Des routes espagnoles aux dunes marocaines, une 4L mise à rude épreuve
Les contrôles révèlent quelques fragilités : sur conseil des mécaniciens, ils changent deux amortisseurs arrière avant de partir. La tempête Pedro annule le départ officiel, les 4L filent par leurs propres moyens vers l'Espagne, où le froid descend jusqu'à -4 °C. Au port d'Algésiras, la 4L perd de la puissance : "On tournait sur trois cylindres, on avait une grosse perte de puissance. Finalement, on a diagnostiqué une bougie qui avait lâché", explique l'étudiant.
Le ferry passé, cap sur le désert marocain. Après plusieurs heures de piste, Alexandre Brillant et Julien Bance découvrent le premier bivouac : "On est arrivés dans les derniers et en arrivant, on a vu des centaines de 4L. C'est impressionnant, et il n'y en a pas une qui ressemble à une autre", raconte-t-il.
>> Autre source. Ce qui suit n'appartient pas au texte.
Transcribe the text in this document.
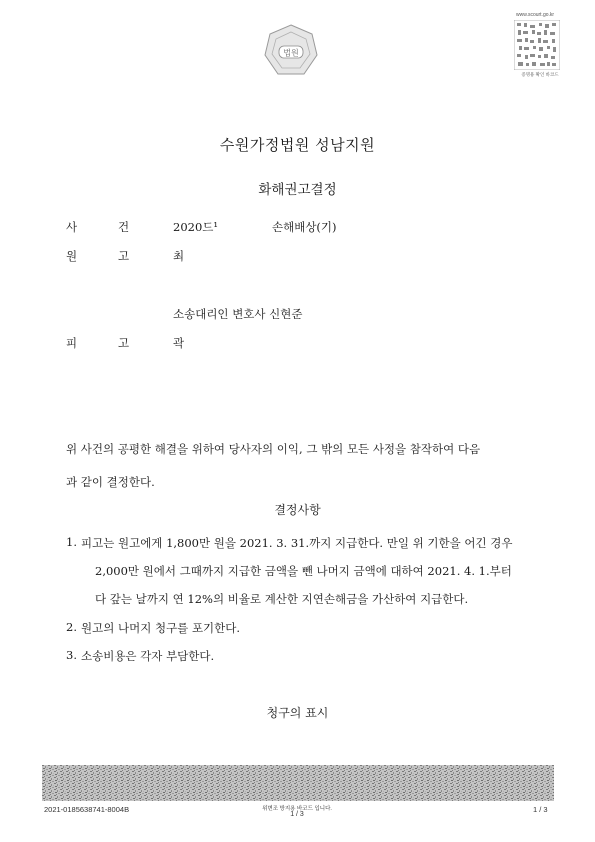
법원
www.scourt.go.kr
증명용 확인 바코드
수원가정법원 성남지원
화해권고결정
사	건	2020드¹	손해배상(기)
원	고	최
소송대리인 변호사 신현준
피	고	곽
위 사건의 공평한 해결을 위하여 당사자의 이익, 그 밖의 모든 사정을 참작하여 다음
과 같이 결정한다.
결정사항
1. 피고는 원고에게 1,800만 원을 2021. 3. 31.까지 지급한다. 만일 위 기한을 어긴 경우
2,000만 원에서 그때까지 지급한 금액을 뺀 나머지 금액에 대하여 2021. 4. 1.부터
다 갚는 날까지 연 12%의 비율로 계산한 지연손해금을 가산하여 지급한다.
2. 원고의 나머지 청구를 포기한다.
3. 소송비용은 각자 부담한다.
청구의 표시
2021-0185638741-8004B	위변조 방지용 바코드 입니다.
1 / 3
1 / 3
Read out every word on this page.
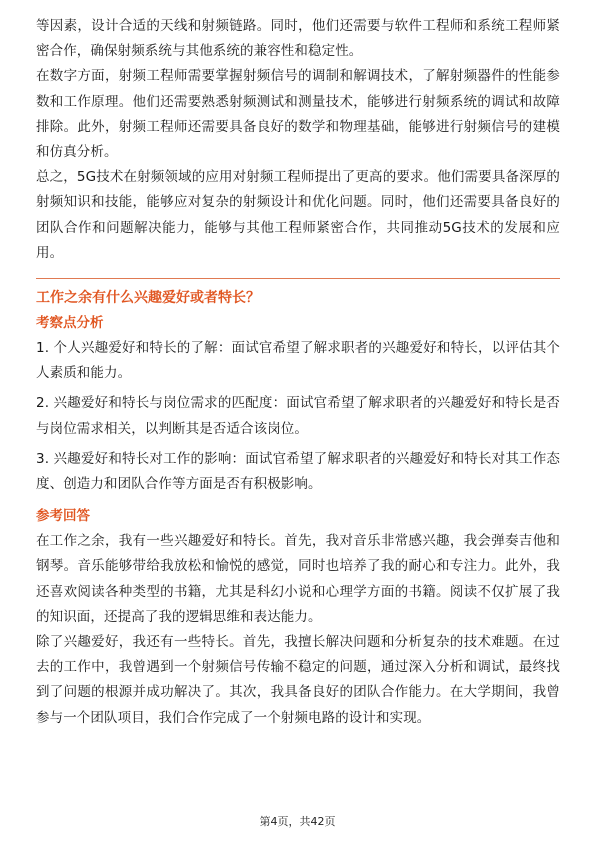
等因素，设计合适的天线和射频链路。同时，他们还需要与软件工程师和系统工程师紧密合作，确保射频系统与其他系统的兼容性和稳定性。

在数字方面，射频工程师需要掌握射频信号的调制和解调技术，了解射频器件的性能参数和工作原理。他们还需要熟悉射频测试和测量技术，能够进行射频系统的调试和故障排除。此外，射频工程师还需要具备良好的数学和物理基础，能够进行射频信号的建模和仿真分析。

总之，5G技术在射频领域的应用对射频工程师提出了更高的要求。他们需要具备深厚的射频知识和技能，能够应对复杂的射频设计和优化问题。同时，他们还需要具备良好的团队合作和问题解决能力，能够与其他工程师紧密合作，共同推动5G技术的发展和应用。

工作之余有什么兴趣爱好或者特长？
考察点分析

1. 个人兴趣爱好和特长的了解：面试官希望了解求职者的兴趣爱好和特长，以评估其个人素质和能力。

2. 兴趣爱好和特长与岗位需求的匹配度：面试官希望了解求职者的兴趣爱好和特长是否与岗位需求相关，以判断其是否适合该岗位。

3. 兴趣爱好和特长对工作的影响：面试官希望了解求职者的兴趣爱好和特长对其工作态度、创造力和团队合作等方面是否有积极影响。

参考回答

在工作之余，我有一些兴趣爱好和特长。首先，我对音乐非常感兴趣，我会弹奏吉他和钢琴。音乐能够带给我放松和愉悦的感觉，同时也培养了我的耐心和专注力。此外，我还喜欢阅读各种类型的书籍，尤其是科幻小说和心理学方面的书籍。阅读不仅扩展了我的知识面，还提高了我的逻辑思维和表达能力。

除了兴趣爱好，我还有一些特长。首先，我擅长解决问题和分析复杂的技术难题。在过去的工作中，我曾遇到一个射频信号传输不稳定的问题，通过深入分析和调试，最终找到了问题的根源并成功解决了。其次，我具备良好的团队合作能力。在大学期间，我曾参与一个团队项目，我们合作完成了一个射频电路的设计和实现。

第4页，共42页
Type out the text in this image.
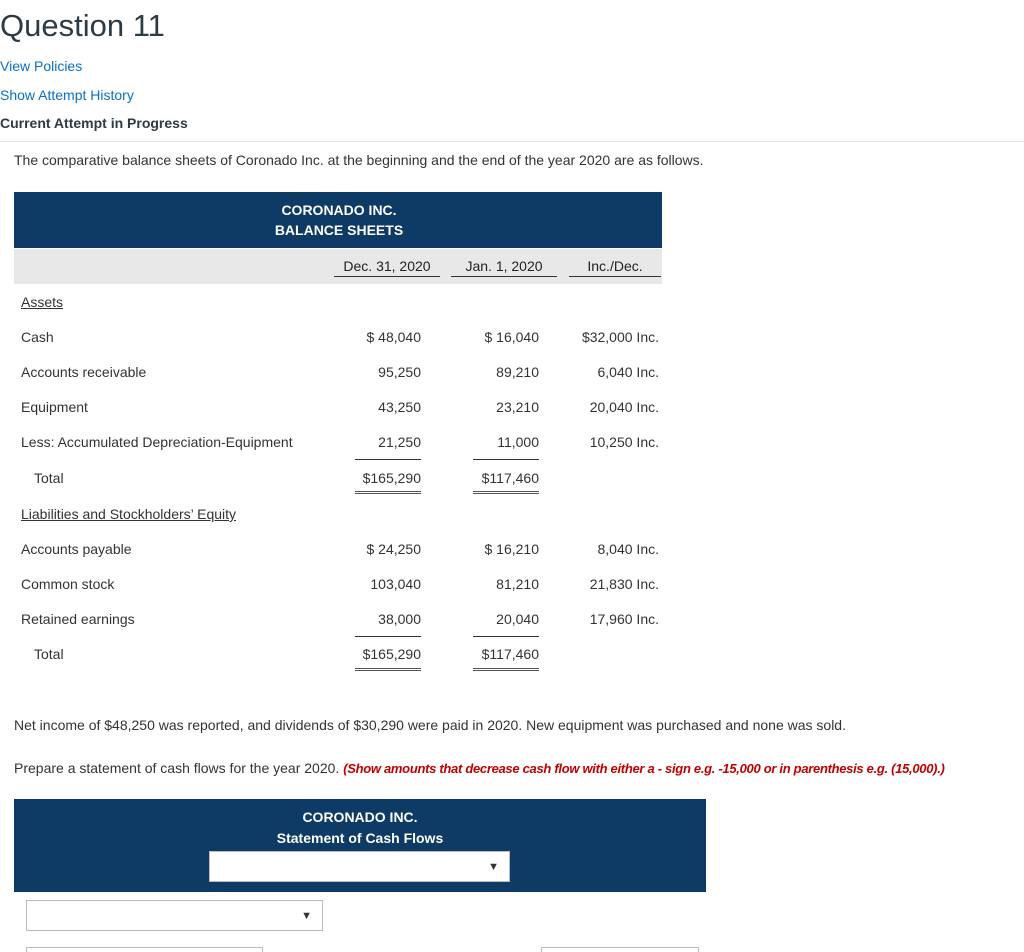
Question 11
View Policies
Show Attempt History
Current Attempt in Progress
The comparative balance sheets of Coronado Inc. at the beginning and the end of the year 2020 are as follows.
CORONADO INC.
BALANCE SHEETS
Dec. 31, 2020	Jan. 1, 2020	Inc./Dec.
Assets
Cash	$ 48,040	$ 16,040	$32,000 Inc.
Accounts receivable	95,250	89,210	6,040 Inc.
Equipment	43,250	23,210	20,040 Inc.
Less: Accumulated Depreciation-Equipment	21,250	11,000	10,250 Inc.
Total	$165,290	$117,460
Liabilities and Stockholders’ Equity
Accounts payable	$ 24,250	$ 16,210	8,040 Inc.
Common stock	103,040	81,210	21,830 Inc.
Retained earnings	38,000	20,040	17,960 Inc.
Total	$165,290	$117,460
Net income of $48,250 was reported, and dividends of $30,290 were paid in 2020. New equipment was purchased and none was sold.
Prepare a statement of cash flows for the year 2020. (Show amounts that decrease cash flow with either a - sign e.g. -15,000 or in parenthesis e.g. (15,000).)
CORONADO INC.
Statement of Cash Flows
▼
▼
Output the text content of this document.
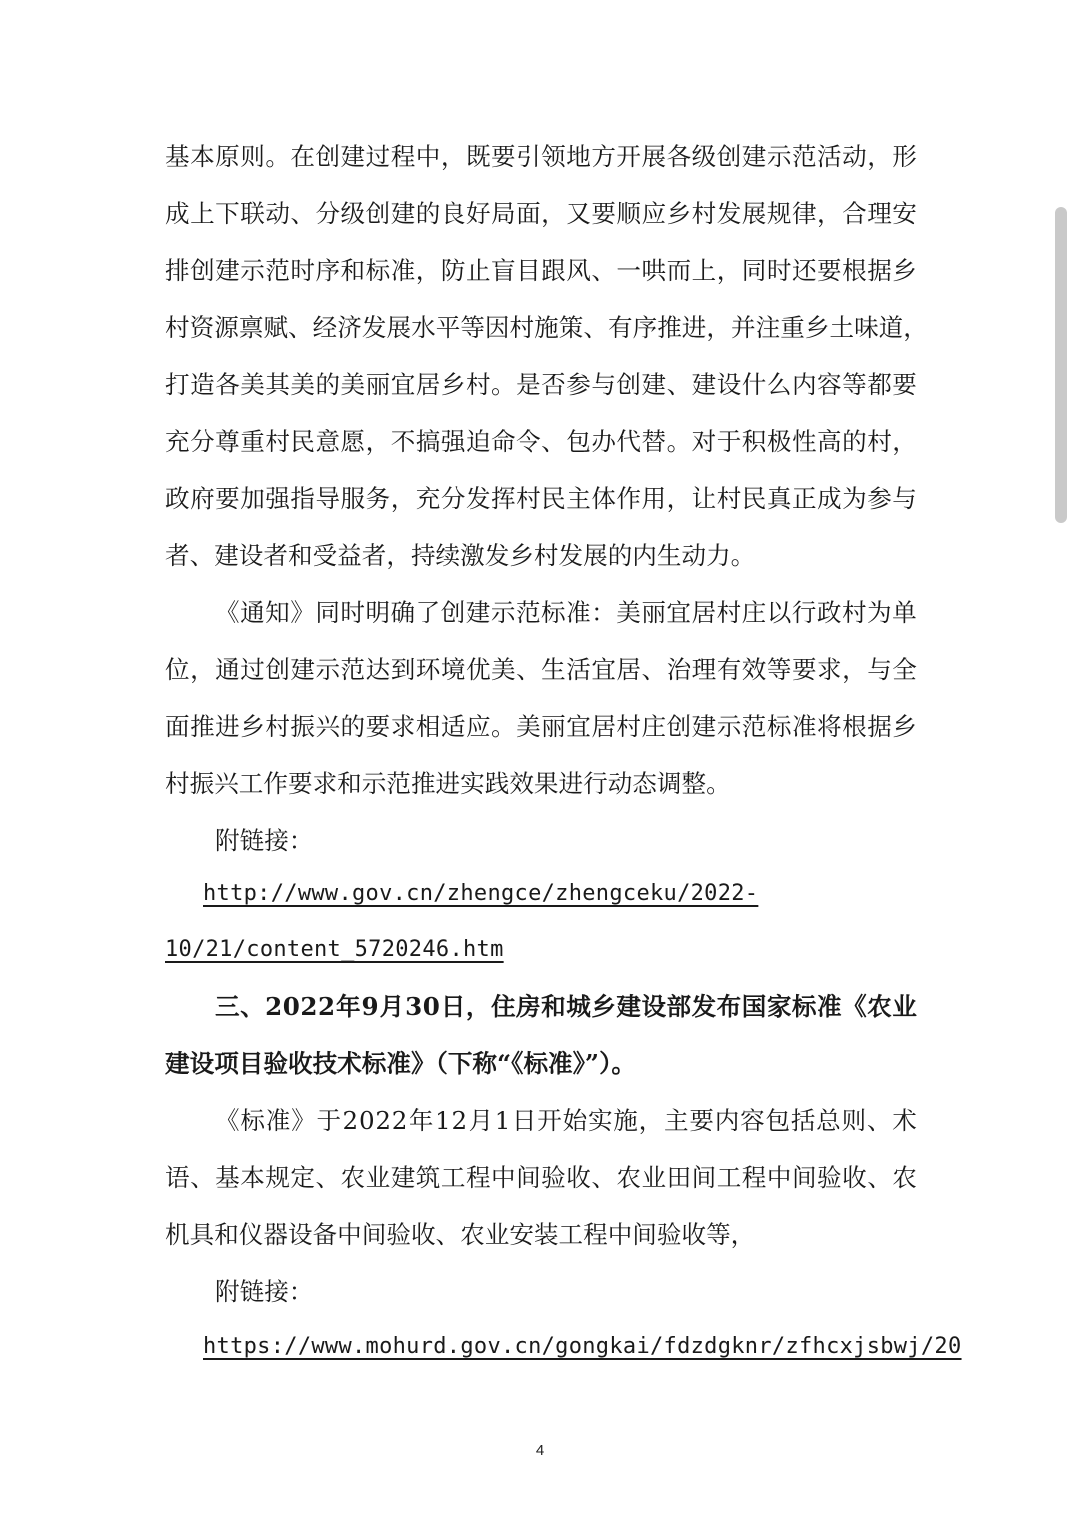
基 本 原 则 。 在 创 建 过 程 中 ， 既 要 引 领 地 方 开 展 各 级 创 建 示 范 活 动 ， 形
成 上 下 联 动 、 分 级 创 建 的 良 好 局 面 ， 又 要 顺 应 乡 村 发 展 规 律 ， 合 理 安
排 创 建 示 范 时 序 和 标 准 ， 防 止 盲 目 跟 风 、 一 哄 而 上 ， 同 时 还 要 根 据 乡
村 资 源 禀 赋 、 经 济 发 展 水 平 等 因 村 施 策 、 有 序 推 进 ， 并 注 重 乡 土 味 道 ，
打 造 各 美 其 美 的 美 丽 宜 居 乡 村 。 是 否 参 与 创 建 、 建 设 什 么 内 容 等 都 要
充 分 尊 重 村 民 意 愿 ， 不 搞 强 迫 命 令 、 包 办 代 替 。 对 于 积 极 性 高 的 村 ，
政 府 要 加 强 指 导 服 务 ， 充 分 发 挥 村 民 主 体 作 用 ， 让 村 民 真 正 成 为 参 与
者、建设者和受益者，持续激发乡村发展的内生动力。
《 通 知 》 同 时 明 确 了 创 建 示 范 标 准 ： 美 丽 宜 居 村 庄 以 行 政 村 为 单
位 ， 通 过 创 建 示 范 达 到 环 境 优 美 、 生 活 宜 居 、 治 理 有 效 等 要 求 ， 与 全
面 推 进 乡 村 振 兴 的 要 求 相 适 应 。 美 丽 宜 居 村 庄 创 建 示 范 标 准 将 根 据 乡
村振兴工作要求和示范推进实践效果进行动态调整。
附链接：
http://www.gov.cn/zhengce/zhengceku/2022-
10/21/content_5720246.htm
三 、 2 0 2 2 年 9 月 3 0 日 ， 住 房 和 城 乡 建 设 部 发 布 国 家 标 准 《 农 业
建设项目验收技术标准》（下称“《标准》”）。
《 标 准 》 于 2 0 2 2 年 1 2 月 1 日 开 始 实 施 ， 主 要 内 容 包 括 总 则 、 术
语 、 基 本 规 定 、 农 业 建 筑 工 程 中 间 验 收 、 农 业 田 间 工 程 中 间 验 收 、 农
机具和仪器设备中间验收、农业安装工程中间验收等，
附链接：
https://www.mohurd.gov.cn/gongkai/fdzdgknr/zfhcxjsbwj/20
4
Dans les boucles de dunes, la plaque de protection se décroche, obligeant le duo à une soirée complète de bricolage avant une journée de distribution de fournitures scolaires aux enfants.
Une casse moteur en Espagne, mais des souvenirs plein la tête
Sur le chemin du retour, tout s'arrête en Espagne. La 4L se met à fumer, l'huile envahit le liquide de refroidissement : "On fumait blanc, il y avait de l'huile dans le liquide de refroidissement. On n'avait pas les compétences ni les outils pour réparer". La voiture reste sur place, les deux amis rentrent en avion. Pour Alexandre Brillant, l'expérience laisse une trace durable : "On sort vraiment de sa zone de confort. C'est une aventure inoubliable dont on pourra longtemps parler".